People who are sight challenged would naturally be an audience for an audio CAPTCHA. With this in mind, any audio CAPTCHA implementation should be constructed such that it's easy to use by people who use a screen reader.
You can test how well your audio CAPTCHA works for someone who is using a screen reader by using the "Microsoft Narrator" that comes with Windows. You turn this feature on in Windows XP by selecting Start|All Programs|Accessories|Accessibility|Narrator.
Any instructions that go with your CAPTCHA should be concise. Someone using a screen reader isn't going to want to have it reread some overly verbose instructions.
The implementation I present here can be used without employing the mouse at all. This feature is especially handy for someone using screen readers. I ask users to type a particular key to start the audio. Then once the audio has started, I move the focus to the proper text box and submit for validation upon getting the Enter key.
When implementing an audio CAPTCHA, it is still necessary to disguise the challenge in some way from robots. However, there are ways to deceive these machines that are much less intrusive and easier for a human to deal with than using pictures of distorted letters.
Some audio CAPTCHAs currently in use attempt to foil audio deciphering robots by obscuring the audio. To me, this defeats some of the purpose. Like the aforementioned swirling syllables, when you obscure audio, you make it harder for humans to understand as well as any mechanical facsimiles.
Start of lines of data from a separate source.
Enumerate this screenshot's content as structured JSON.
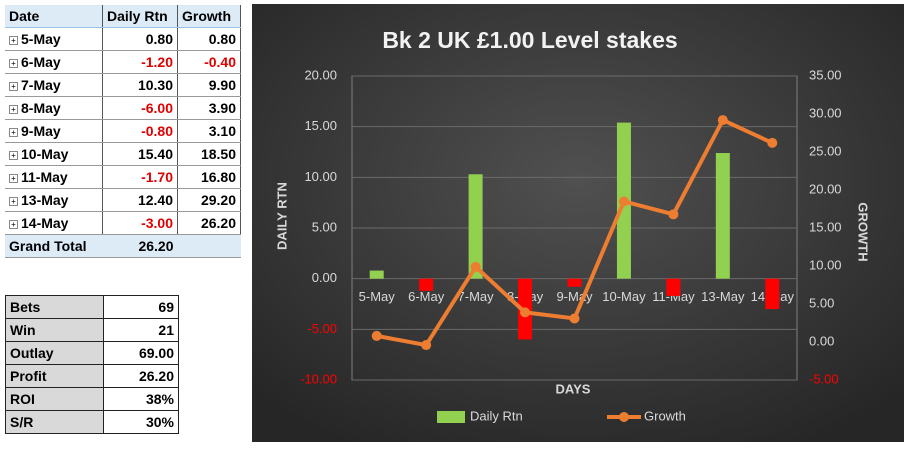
{
  "pivot": {
    "headers": [
      "Date",
      "Daily Rtn",
      "Growth"
    ],
    "rows": [
      [
        "5-May",
        "0.80",
        "0.80"
      ],
      [
        "6-May",
        "-1.20",
        "-0.40"
      ],
      [
        "7-May",
        "10.30",
        "9.90"
      ],
      [
        "8-May",
        "-6.00",
        "3.90"
      ],
      [
        "9-May",
        "-0.80",
        "3.10"
      ],
      [
        "10-May",
        "15.40",
        "18.50"
      ],
      [
        "11-May",
        "-1.70",
        "16.80"
      ],
      [
        "13-May",
        "12.40",
        "29.20"
      ],
      [
        "14-May",
        "-3.00",
        "26.20"
      ]
    ],
    "total": [
      "Grand Total",
      "26.20"
    ]
  },
  "summary": {
    "rows": [
      [
        "Bets",
        "69"
      ],
      [
        "Win",
        "21"
      ],
      [
        "Outlay",
        "69.00"
      ],
      [
        "Profit",
        "26.20"
      ],
      [
        "ROI",
        "38%"
      ],
      [
        "S/R",
        "30%"
      ]
    ]
  },
  "chart_data": {
    "type": "combo",
    "title": "Bk 2 UK £1.00 Level stakes",
    "x_label": "DAYS",
    "y_label": "DAILY RTN",
    "y2_label": "GROWTH",
    "categories": [
      "5-May",
      "6-May",
      "7-May",
      "8-May",
      "9-May",
      "10-May",
      "11-May",
      "13-May",
      "14-May"
    ],
    "series": [
      {
        "name": "Daily Rtn",
        "type": "bar",
        "color": "#92d050",
        "negative_color": "#ff0000",
        "values": [
          0.8,
          -1.2,
          10.3,
          -6.0,
          -0.8,
          15.4,
          -1.7,
          12.4,
          -3.0
        ]
      },
      {
        "name": "Growth",
        "type": "line",
        "axis": "y2",
        "color": "#ed7d31",
        "values": [
          0.8,
          -0.4,
          9.9,
          3.9,
          3.1,
          18.5,
          16.8,
          29.2,
          26.2
        ]
      }
    ],
    "ylim": [
      -10,
      20
    ],
    "yticks": [
      {
        "value": -10,
        "label": "-10.00"
      },
      {
        "value": -5,
        "label": "-5.00"
      },
      {
        "value": 0,
        "label": "0.00"
      },
      {
        "value": 5,
        "label": "5.00"
      },
      {
        "value": 10,
        "label": "10.00"
      },
      {
        "value": 15,
        "label": "15.00"
      },
      {
        "value": 20,
        "label": "20.00"
      }
    ],
    "y2lim": [
      -5,
      35
    ],
    "y2ticks": [
      {
        "value": -5,
        "label": "-5.00"
      },
      {
        "value": 0,
        "label": "0.00"
      },
      {
        "value": 5,
        "label": "5.00"
      },
      {
        "value": 10,
        "label": "10.00"
      },
      {
        "value": 15,
        "label": "15.00"
      },
      {
        "value": 20,
        "label": "20.00"
      },
      {
        "value": 25,
        "label": "25.00"
      },
      {
        "value": 30,
        "label": "30.00"
      },
      {
        "value": 35,
        "label": "35.00"
      }
    ],
    "grid": true,
    "legend": "bottom"
  }
}
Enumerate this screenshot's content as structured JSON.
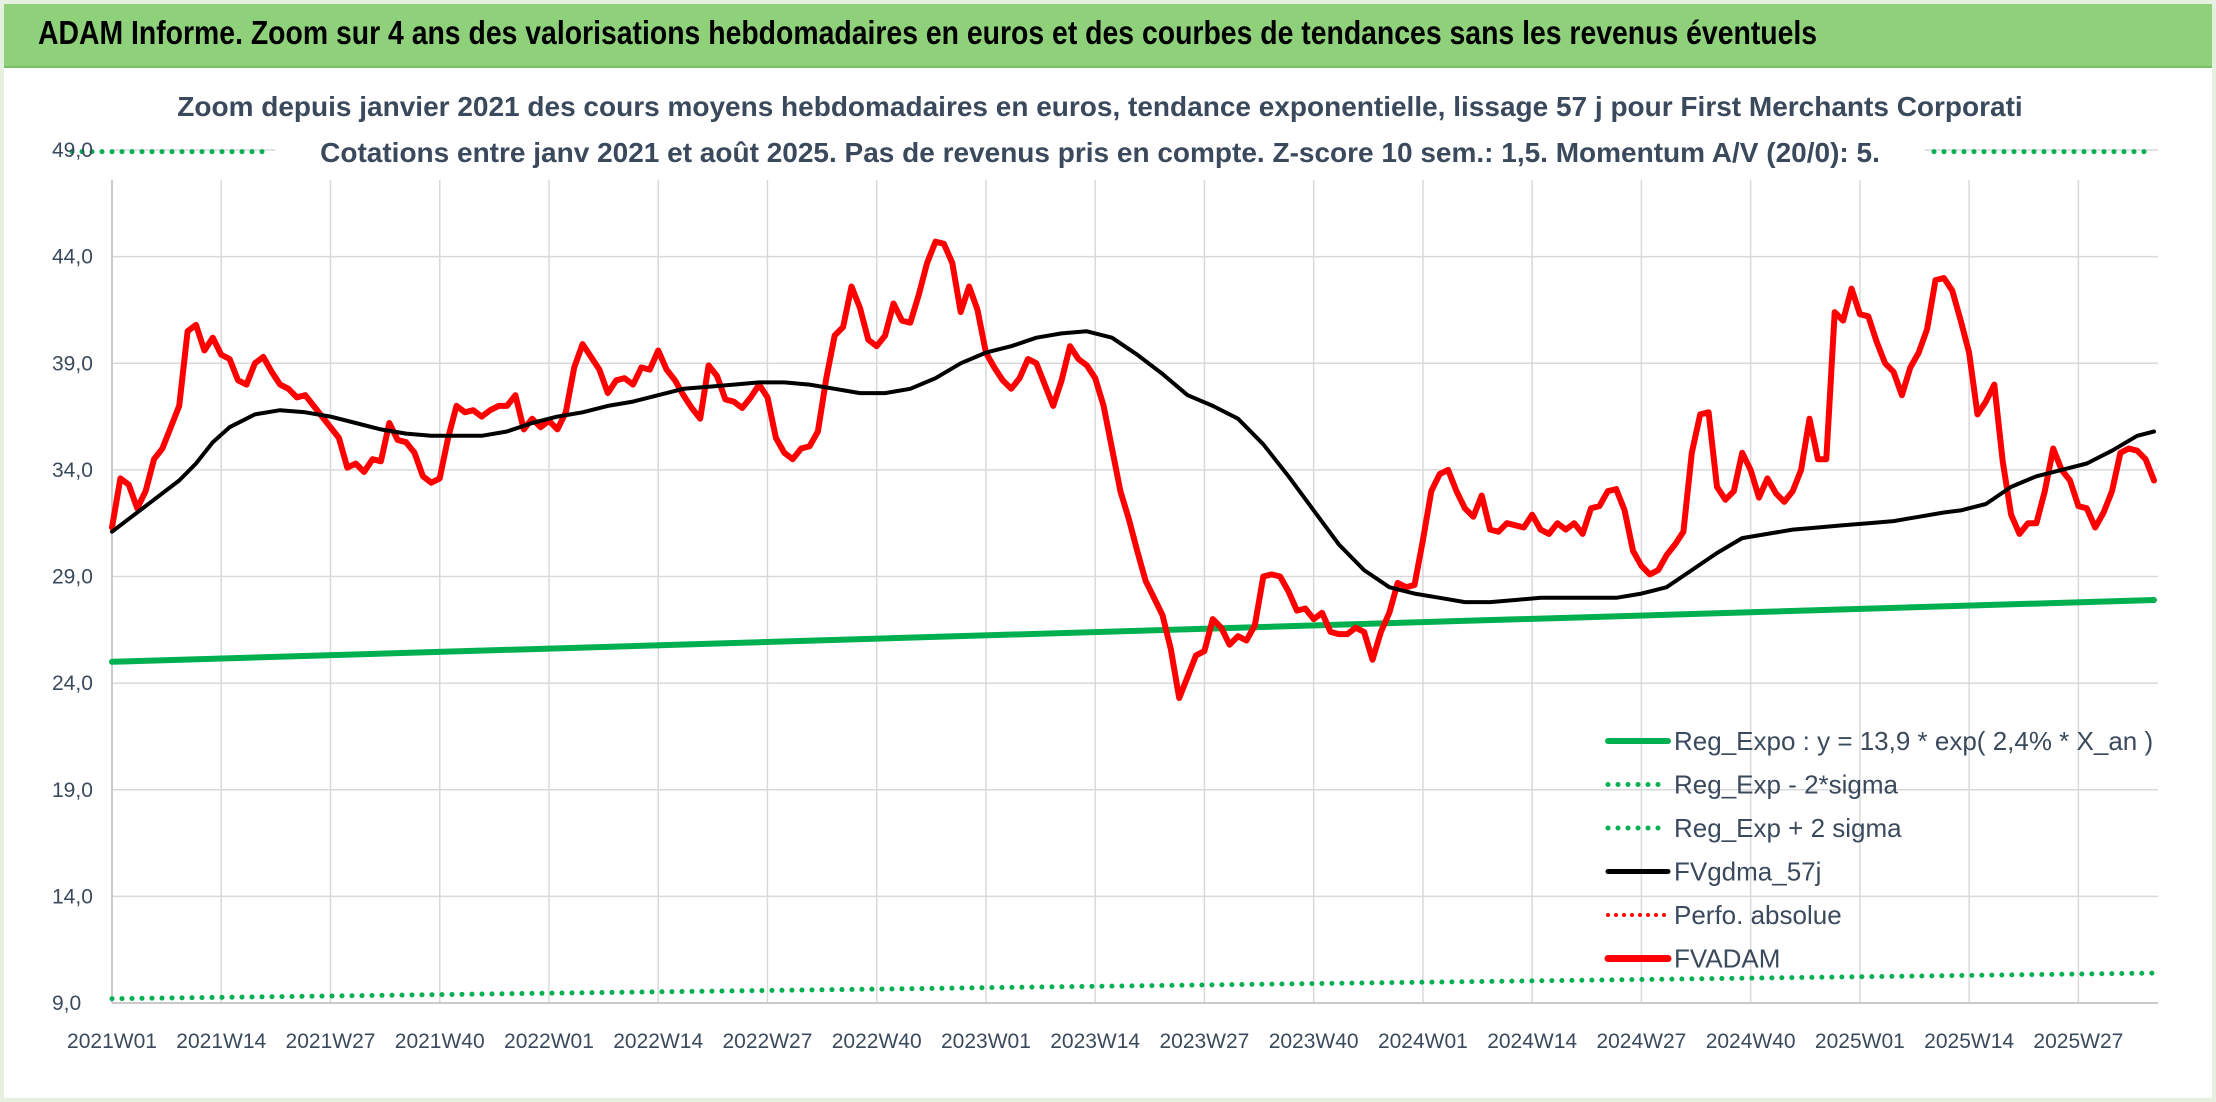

Instead of adding background noises or any similar muddiness to the sound, try adding some simple aural logic that a machine would find difficult to parse. In my implementation, I ask for four numbers. The challenge starts with a simple instruction "Please enter these four numbers...," then speaks the four random numbers (Figure 2). Available at www.ddj.com/code is a series of MP3 audio files for the numbers 0-9.
A nice addition, that should help to obscure the challenge from robots, would be to randomly include a phrase between two of the numbers like, "not 7, but instead a." So, for example, instead of hearing, "Please enter these four numbers4,3,6,2," the user hears "Please enter these four numbers4,3,6, not 7 but instead 2".
Naturally, in this example you would have to add logic to ensure that the fourth number asked for was not a 7. Other methods might include simply adding phrases like "and a," "then press Enter," and so on. The idea here is to add just enough audio to fool the robots without confusing or frustrating users.